Bahana Mirindi Hydrogene argues that refugee participation in humanitarian decision-making remains largely symbolic, with real power concentrated in agencies and donors. The article highlights the case of Kakuma refugee camp in Kenya, where food rations have been cut to 40% and aid withdrawn for those labeled “self-reliant” under a new World Food Programme framework. Protests have erupted, but refugees were only “consulted” after policies were already designed, illustrating a system that validates decisions rather than co-creates them.

The problem, Hydrogene notes, is structural: refugee leaders are often chosen for popularity or convenience, not competence, and lack the training or authority to influence complex policy.

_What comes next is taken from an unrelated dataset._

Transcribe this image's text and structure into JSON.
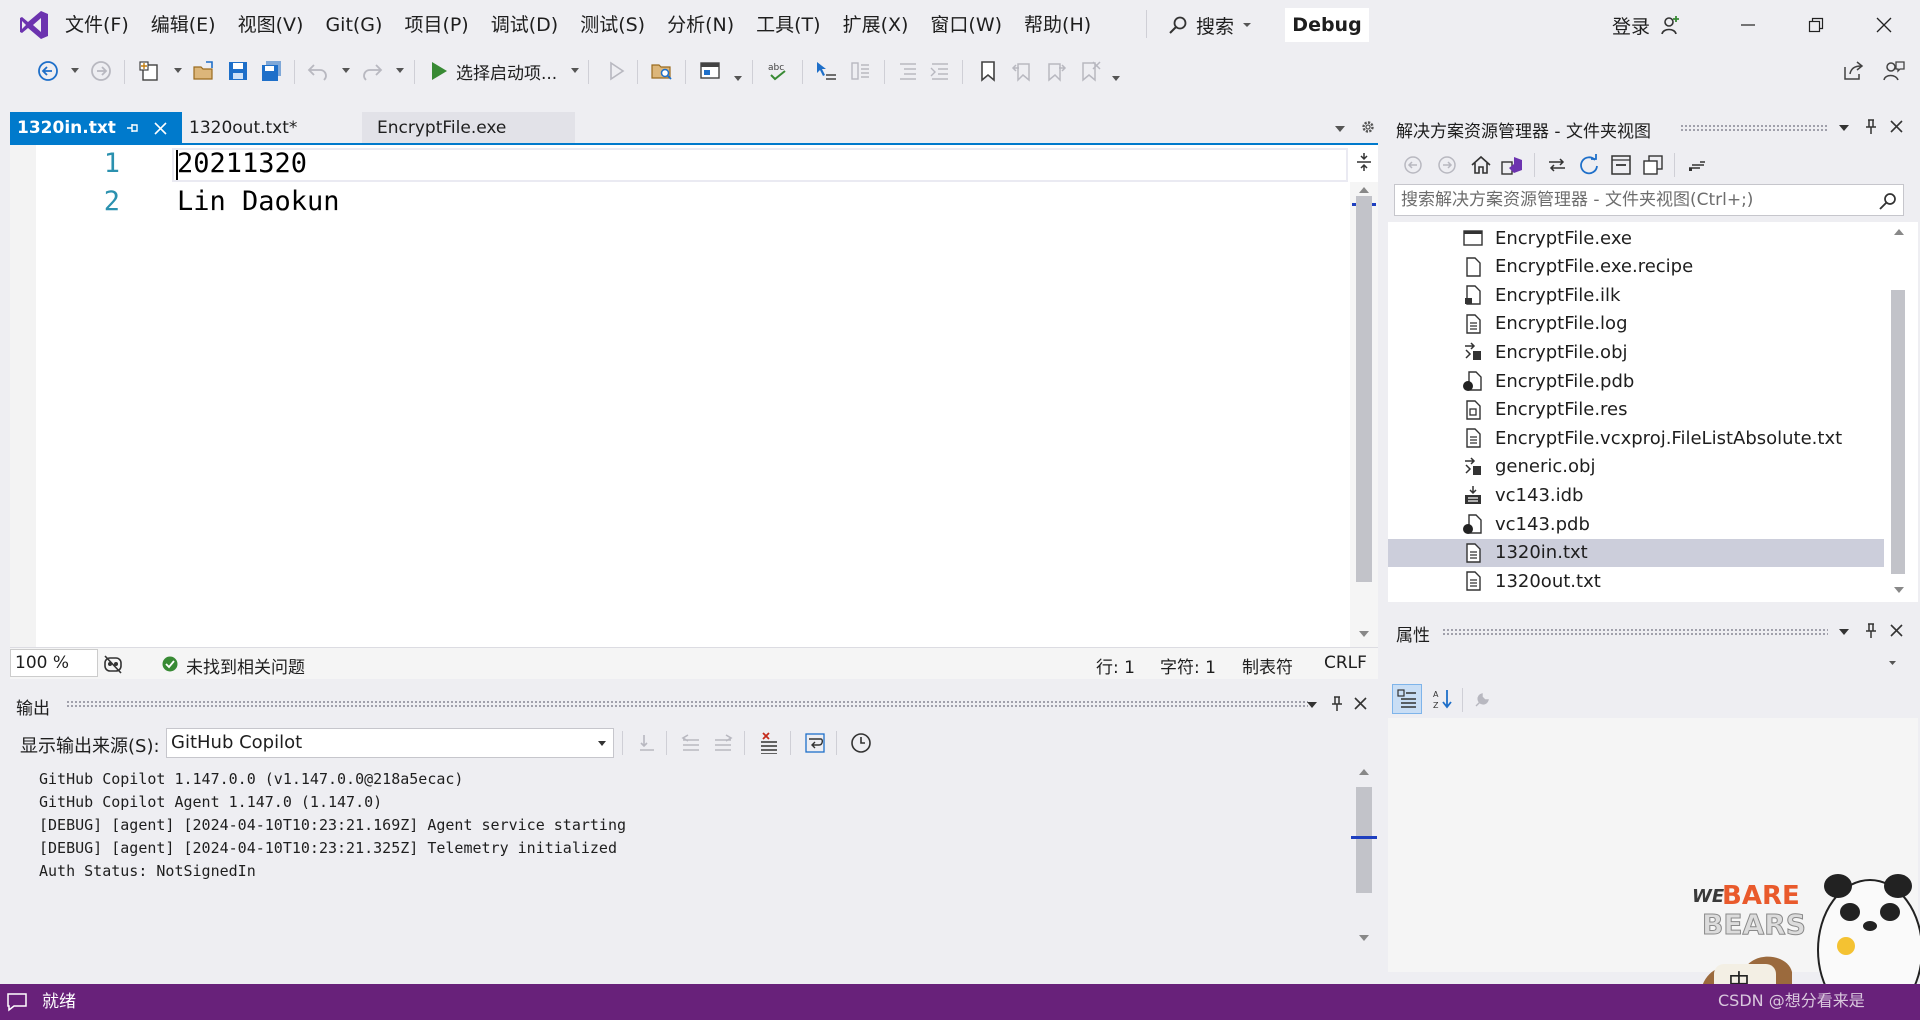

Meanwhile, skilled community members and refugee-led organisations (RLOs) are sidelined or misrepresented as speaking for entire populations. Similar patterns are seen globally, including in Colombia and Chile, where refugee input is filtered to fit donor agendas. This results in “participation as performance” rather than genuine power-sharing.

The author calls for a new approach built on four pillars: hybrid systems combining elections with criteria for competence; institutionalised refugee participation in governance, such as advisory boards with real decision-making roles; recognition of RLOs as organisational voices rather than representatives of all refugees; and genuine co-design of policies starting from community-defined priorities. Without these reforms, refugee representation will remain tokenistic, and humanitarian systems will continue to fail the communities they claim to serve.